Maybe I’ll rip them off first!” threatened Blizzard. “But first, I need to have
a seat. All that food’s giving me a cramp.” The giant chuckled evilly before
sitting down on Jason’s two-story house and crushing it to toothpicks.
And then Blizzard’s threatening mood changed to one of pain
and agony. At first he winced and shivered to try and ease himself. He even
loosened his grip around Jason long enough for him to get away and roll on the
ground to cough up little droplets of blood. Blizzard couldn’t take it anymore.
He let out the world’s loudest growl of pain as he rolled over and revealed the
source of his agony. He had a column of piled up furniture going up his ass
crack. Heat stoves, couches, bookshelves, and even a spiky tube was stacked
high from the top to the bottom of the house.
As King Blizzard’s anus was bleeding profusely from the
furniture sodomy, Jason, who was on his back breathing painfully, poked his
head up and said, “You feel that, big guy? You feel that?! Good! I hope it
hurts like hell! I’ve been hurting for a whole year ever since you took my
family away from me! But did I back down? No, I didn’t! I kept plowing my
fields and I gave you some of the best food you’ve ever eaten! Consider this
your last meal before your execution!”
Blizzard’s breathing became labored and raspy as his anus
continued to bleed all over the remains of Jason’s house. “Execution?! You’re
the one who’s going to be executed, you little shit!” The giant fumbled and
staggered in his attempt to stand back on his feet. He was still bleeding
profusely, but for a moment he blocked out the literal pain in his ass and
focused on the figurative one lying on the ground below him.

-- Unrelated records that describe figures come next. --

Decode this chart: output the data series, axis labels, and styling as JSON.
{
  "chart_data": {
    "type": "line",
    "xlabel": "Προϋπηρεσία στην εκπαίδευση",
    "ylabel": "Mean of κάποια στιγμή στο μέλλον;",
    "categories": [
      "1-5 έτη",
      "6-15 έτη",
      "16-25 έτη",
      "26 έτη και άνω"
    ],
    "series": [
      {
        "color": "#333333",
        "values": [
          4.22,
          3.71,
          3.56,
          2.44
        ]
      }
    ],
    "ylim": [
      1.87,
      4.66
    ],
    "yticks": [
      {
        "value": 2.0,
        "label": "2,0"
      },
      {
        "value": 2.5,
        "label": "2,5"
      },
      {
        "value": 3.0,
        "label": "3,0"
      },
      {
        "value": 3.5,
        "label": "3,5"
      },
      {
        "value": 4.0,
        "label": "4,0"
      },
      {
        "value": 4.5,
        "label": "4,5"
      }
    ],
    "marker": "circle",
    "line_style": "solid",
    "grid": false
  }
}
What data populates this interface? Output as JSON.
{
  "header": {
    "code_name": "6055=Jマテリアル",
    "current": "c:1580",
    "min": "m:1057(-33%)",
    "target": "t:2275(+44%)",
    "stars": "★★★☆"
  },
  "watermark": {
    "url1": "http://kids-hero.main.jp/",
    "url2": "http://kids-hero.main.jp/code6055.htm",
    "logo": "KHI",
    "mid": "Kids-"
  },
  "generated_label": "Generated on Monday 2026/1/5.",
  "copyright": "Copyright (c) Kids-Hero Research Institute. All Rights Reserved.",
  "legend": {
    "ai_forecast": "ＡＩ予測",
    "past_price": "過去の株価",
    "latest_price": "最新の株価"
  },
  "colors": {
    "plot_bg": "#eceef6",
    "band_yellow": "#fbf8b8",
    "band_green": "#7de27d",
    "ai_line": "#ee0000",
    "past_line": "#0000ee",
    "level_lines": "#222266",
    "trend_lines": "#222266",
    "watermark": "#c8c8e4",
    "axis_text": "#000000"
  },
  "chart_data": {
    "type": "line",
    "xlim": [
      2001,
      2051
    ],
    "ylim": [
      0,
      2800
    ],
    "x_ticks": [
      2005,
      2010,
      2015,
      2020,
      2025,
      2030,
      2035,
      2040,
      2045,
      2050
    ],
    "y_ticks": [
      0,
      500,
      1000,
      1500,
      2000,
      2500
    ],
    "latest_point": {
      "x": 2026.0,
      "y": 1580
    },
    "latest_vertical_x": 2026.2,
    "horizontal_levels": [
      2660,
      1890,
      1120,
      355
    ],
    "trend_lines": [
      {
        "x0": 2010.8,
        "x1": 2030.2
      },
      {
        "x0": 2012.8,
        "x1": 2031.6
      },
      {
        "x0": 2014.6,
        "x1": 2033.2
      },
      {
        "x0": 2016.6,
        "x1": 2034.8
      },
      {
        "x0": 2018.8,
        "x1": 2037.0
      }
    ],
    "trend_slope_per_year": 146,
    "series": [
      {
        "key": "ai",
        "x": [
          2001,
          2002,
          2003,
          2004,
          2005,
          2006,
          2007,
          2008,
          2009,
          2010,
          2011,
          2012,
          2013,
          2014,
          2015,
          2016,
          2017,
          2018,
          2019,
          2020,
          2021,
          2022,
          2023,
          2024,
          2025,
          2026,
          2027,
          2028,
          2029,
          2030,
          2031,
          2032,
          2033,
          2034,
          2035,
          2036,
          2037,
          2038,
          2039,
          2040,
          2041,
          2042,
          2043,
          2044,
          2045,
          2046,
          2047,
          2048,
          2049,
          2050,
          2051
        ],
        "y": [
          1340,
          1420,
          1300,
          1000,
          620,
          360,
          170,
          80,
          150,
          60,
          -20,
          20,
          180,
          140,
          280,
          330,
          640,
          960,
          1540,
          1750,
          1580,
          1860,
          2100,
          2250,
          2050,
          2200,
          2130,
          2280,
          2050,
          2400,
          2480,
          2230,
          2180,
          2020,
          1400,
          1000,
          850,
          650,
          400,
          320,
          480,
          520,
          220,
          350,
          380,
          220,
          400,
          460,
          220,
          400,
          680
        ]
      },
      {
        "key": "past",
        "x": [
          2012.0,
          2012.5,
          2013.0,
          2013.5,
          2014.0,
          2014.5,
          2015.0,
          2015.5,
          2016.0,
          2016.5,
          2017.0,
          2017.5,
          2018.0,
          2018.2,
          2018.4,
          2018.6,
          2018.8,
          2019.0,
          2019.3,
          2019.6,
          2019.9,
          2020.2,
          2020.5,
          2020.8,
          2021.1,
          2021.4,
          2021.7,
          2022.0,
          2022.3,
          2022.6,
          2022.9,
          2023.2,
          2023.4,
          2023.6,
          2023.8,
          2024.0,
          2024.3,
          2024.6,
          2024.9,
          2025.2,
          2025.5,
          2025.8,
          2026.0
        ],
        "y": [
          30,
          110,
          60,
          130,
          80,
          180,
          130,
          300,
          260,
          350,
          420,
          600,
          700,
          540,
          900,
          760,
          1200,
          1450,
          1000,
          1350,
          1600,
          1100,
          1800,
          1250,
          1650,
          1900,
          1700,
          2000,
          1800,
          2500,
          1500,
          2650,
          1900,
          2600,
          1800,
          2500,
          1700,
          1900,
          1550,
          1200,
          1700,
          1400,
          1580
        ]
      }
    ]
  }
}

The giant limped and dragged himself over to Jason’s broken
body. But the minute he knelt down to pick him up again, the pain in his ass
fired up and he screamed some more. After a while of dancing around in pain,
King Blizzard’s eyes rolled back in his head and he fell backwards with a
resounding thud, shoving the furniture up his ass even more. There was no more
movement, no more screaming, and no more tyranny. King Blizzard had just become
the world’s biggest rotting corpse.
In his groundbreaking fall, Blizzard landed back first on
Jason’s body, crushing it into blood and bones and taking him to the afterlife
with the giant. But was this battle considered a draw? Hardly. After a few days
of inactivity, several of Jason Clark’s farmer friends visited his fields and
saw the proof themselves that he was a hero. King Blizzard was slain and a
victory square dance was in order.
Before there could be a grand celebration, a funeral would
take place to honor the Clark family. There
would be plenty to eat at the ceremony since Blizzard left behind fields and
fields of uneaten food. But more importantly, Blizzard himself would be on the
menu since his muscular body had more meat on it than the entire world’s cow
population.
What did the farmers call this new food company? The name
was a no-brainer. Ho, ho, ho! Green Giant!